Bueno, identificar a alguien en función del nombre de otra persona, en principio podría parecer hasta denigrante, pero quienes conocemos a Cuca y, sobre todo, sabemos cómo fue la vida de Ramón Gaya, entendemos perfectamente esta condición de ‘compañera de’ como un mérito, vamos, como un acierto del destino.

Desde que Ramón Gaya perdió a Fe Sanz, su primera mujer, su vida -y por tanto también su obra-, sufrió como una falta de suelo, de estabilidad. Fue a partir de los años setenta, cuando Cuca y Ramón se conocen y deciden vivir juntos, cuando la vida del pintor dio un giro definitivo.

Esa compañía tan sólida, esa comunicación tan profunda y tan verdadera, facilitaron muchísimo que el pintor pudiera dedicarse plenamente a su labor pictórica. De hecho, a partir de aquellos años, Ramón Gaya estuvo pintando más y escribiendo menos, es decir, todo lo contrario a lo que venía haciendo desde su vuelta a Europa a partir de 1952.

Volvía de nuevo a reflexionar sobre la realidad mediante lo pictórico -que era su verdadera vocación-, frente a la mera reflexión sobre la Pintura, que era fundamentalmente de lo que escribía.

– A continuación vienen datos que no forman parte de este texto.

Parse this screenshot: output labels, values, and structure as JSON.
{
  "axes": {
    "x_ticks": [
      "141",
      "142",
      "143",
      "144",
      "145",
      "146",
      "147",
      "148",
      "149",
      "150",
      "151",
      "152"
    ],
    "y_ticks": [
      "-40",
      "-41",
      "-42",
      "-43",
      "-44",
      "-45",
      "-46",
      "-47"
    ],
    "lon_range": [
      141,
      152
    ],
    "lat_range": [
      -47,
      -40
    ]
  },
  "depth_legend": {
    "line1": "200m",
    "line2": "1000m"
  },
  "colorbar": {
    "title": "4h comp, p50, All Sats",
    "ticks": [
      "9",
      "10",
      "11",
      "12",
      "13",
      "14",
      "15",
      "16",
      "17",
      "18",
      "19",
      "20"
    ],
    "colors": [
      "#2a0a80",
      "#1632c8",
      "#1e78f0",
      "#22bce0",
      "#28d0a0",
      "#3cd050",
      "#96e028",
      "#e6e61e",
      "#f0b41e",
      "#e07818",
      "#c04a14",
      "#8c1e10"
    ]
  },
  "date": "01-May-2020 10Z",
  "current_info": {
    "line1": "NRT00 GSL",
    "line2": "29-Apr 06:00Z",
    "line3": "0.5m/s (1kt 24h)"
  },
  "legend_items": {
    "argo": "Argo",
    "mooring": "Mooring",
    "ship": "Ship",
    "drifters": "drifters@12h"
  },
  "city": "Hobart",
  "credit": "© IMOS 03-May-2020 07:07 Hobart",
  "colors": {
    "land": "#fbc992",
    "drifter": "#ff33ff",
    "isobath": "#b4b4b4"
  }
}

Creo que el fruto de esa estabilidad emocional y hasta física que compartieron juntos, tuvo su máxima expresión en la extraordinaria exposición que se realizó en El Almudí con obras que iban de 1990 a 1995, exposición que sirvió para mostrar al Gaya más maduro, más libre y avanzado.

Ya han pasado casi diecisiete años desde que Ramón Gaya nos dejó y, sin embargo, la labor de su viuda sigue siendo exactamente la misma que tuvo desde que lo conoció: trabajar incansablemente para que la obra de este pintor sea conocida y admirada por el mayor número posible de personas.